Tuesday, August 29, 2006

STOP IT, YOU'RE KILLING ME!

For the last few months, since I started working in the wonderful world of gay and lesbian media, I've been reminded of something that first irritated me back when I was a volunteer member of the Melbourne Queer Film Festival's programming committee.

Positive images. Positive representation of gays and lesbians in the media.

The reason I first got involved with the MQFF was because at the time I was hanging out on Melbourne's punk scene and publishing my own queercore zine The Burning Times, and I was rapidly getting pissed off with the festival's lack of diversity in the film it showed. There was a thriving scene of gay punks, lesbians goths, etc around the world, but no sign of it on screen. I wanted to change that.

The final straw for me was a decision by the then-director of the festival to ban the film Frisk (based on a novel by Denis Cooper about a guy who may or may not be a gay serial killer) on the basis that is didn't represent 'positive images of the gay and lesbian community.'

I can understand such an attitude, but I can't condone it. Yes, queers have been misrepresented constantly on the silver screen, as Vitto Russo explored so eloquently in The Celluloid Closet, and which I discussed here, in an article about Brokeback Mountain earlier this year. But in this day and age, surely we can be allowed to present more realistic explorations of gay and lesbian life?

I got my own back, though - after I became a festival programmer, not only did I program Frisk, I also programmed Hard, a hard-hitting albeit badly acted film about a gay serial killer toying with a closeted cop.
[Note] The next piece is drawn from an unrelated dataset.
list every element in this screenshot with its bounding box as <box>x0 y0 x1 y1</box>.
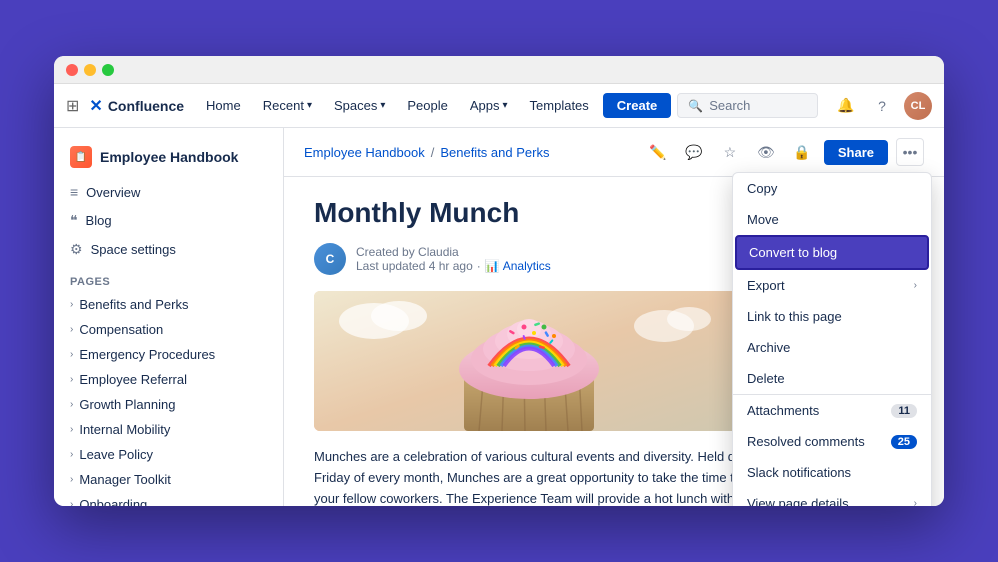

Plus I got to screen several films, often documentaries, exploring queercore and other GLBT subcultures, but that's a whole other blog entry...

Now don't get me wrong, I haven't been forbidden to write articles for MCV that show the queer community in a bad light, but having just finished a piece about a transgendered killer in NSW whose parole has been repealed, the whole issue has bubbled back to the top of my memory.

Because, let's face it, there have been some pretty murderous queers from time to time:
  • John Wayne Gacy - not only the subject of a beautiful song by Sufjan Stephens, but a cold-blooded killer of young men who dressed up in a clown suit (pictured, right).
  • William Bonin, the 'Freeway Killer', described as 'the poster boy for capital punishment' by Californian Governor Pete Wilson (himself the subject of a Dead Kennedys song).
  • The quietly-spoken, necrophilliac, cannibal Jeffrey Dahmer (the subject of a bad B-grade film), pictured right, who confessed to killing 16 young men and boys in the US city of Milwaukee.
  • Over in the UK there was Colin Ireland, who claimed to be straight, but if you ask me, anyone who sets out to become a serial killer by specifically targetting gay men has got more than a few screws loose, one of which was probably related to his sexuiality...
  • And of course, there's Dennis Nilsen, who killed his victims because he couldn't stand men leaving him, and who, amongst other things, inspired a work called Dead Dreams of Monochrome Men by UK dance company DV8 Physical Theatre...
So let this be a warning to all the gay-bashers out there: be careful - or one of us might kill you and eat you!


And apologies to anyone who's been told via Bloglines that I've uploaded this post numerous time - I've been editing some spelling mistakes and trying to get the placement of the pictures right...

5 comments:

Anonymous said...

*wave*
Hi Richard, blithespirit here from the old aus.culture.gothic days.

Just wondering where you think Headon would fit into this continuum of positive/negative portrayal of gays?
I thought Headon was a great movie, and was subsequently disappointed (and pretty horrified) by Kokkinos' latest at MIFF, Book of Revelation.

richardwatts said...

Haven't seen Book of Revelations yet, blithespirit, but am seeing it tonight.

In terms of Head On, I'd say it's a pretty balanced portrayal of queer life - it's neither obsequiously positive, nor aggressively negative.

Anonymous said...

In fact, the gay-bashers should be even more careful because 'one of you' might kill and eat them, and then another 'one of you' might write a song/poem/film/ballet about the murder. And their role would be played by 'one of you.' How ironic!

richardwatts said...

LOL - excellent point, groverjones!

Glenn Dunks said...

Whoa, I totally didn't realise who you were!

I remember reading that article in The Age. I'm sure there's been others?